Recall that silver lost its place as a monetary metal co-equal with gold not as the result of silver’s economic inferiority, but as the consequence of an international political conspiracy to “demonetize” it.[6] Which conspiracy then turned the same tactics on gold, in favor of fiat central-bank paper currency.[7] And succeeded in both instances.

Today, the partisans of legal-tender fiat currency contend that gold, as well as silver, is no longer a monetary metal. This argument is not without empirical evidence, inasmuch as neither silver nor gold circulates as a medium of exchange to any significant degree in any country’s markets, let alone throughout the world, as both gold and silver once did. On the other side, though, one can ask whether contemporary fiat paper currency, being merely an evidence and instrumentality of perpetual debt, is properly “money” at all, even though it does circulate to the practical exclusion of gold and silver.
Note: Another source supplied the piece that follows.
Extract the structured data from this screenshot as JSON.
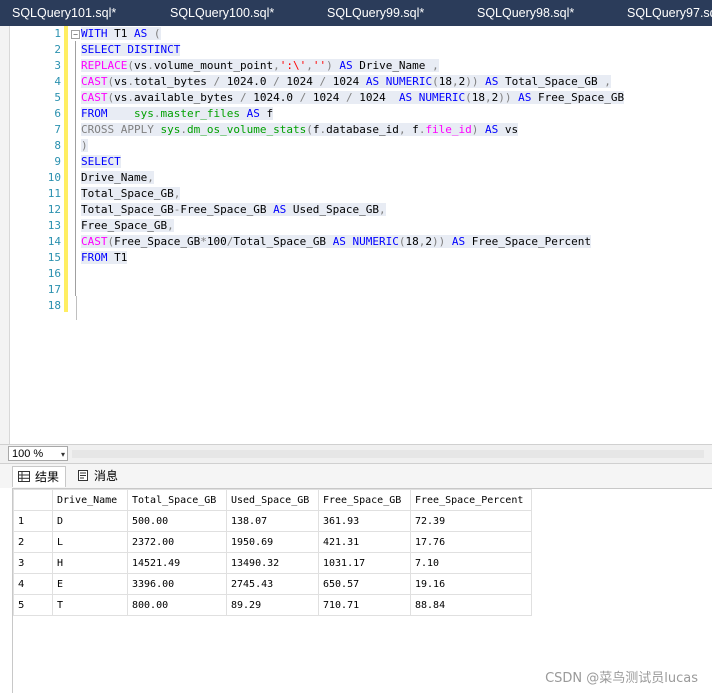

These disputes prove that what markets use as media of exchange can be controlled by law, by economics driven by law, by public ignorance and apathy, by the criminal politics of conspiracies among officeholders and special-interest groups, and especially by all of these operating in tandem. So, the answer to the assertion that silver is not a monetary metal is that it has been made so, just as gold has, and that, when once again offered to knowledgeable people as a medium of exchange in a usable form and under favorable legal and economic circumstances, silver will be accepted as such, just as gold will be.


1, Planned Parenthood v. Casey, 505 U.S. 833, 851 (1992), reaffirmed in Lawrence v. Texas, 539 U.S. 558, 574 (2003).
2, See Amendments V and XIV, Section 1.
3, See, e.g., Roe v. Wade, 410 U.S. 113 (1973), and Victor Sperandeo & Alvaro Almedia, Crashmaker: A Federal Affaire (2000), ch. 117.
4, Article IV, Section 4.
5, Article I, Section 8, Clause 10.
6, See, e.g., M.W. Walbert, The Coming Battle: A Complete History of the National Banking Money Power in the United States (1899).
7, See J. Livingston, Origins of the Federal Reserve System: Money, Class, and Corporate Capitalism, 1890-1913 (1986).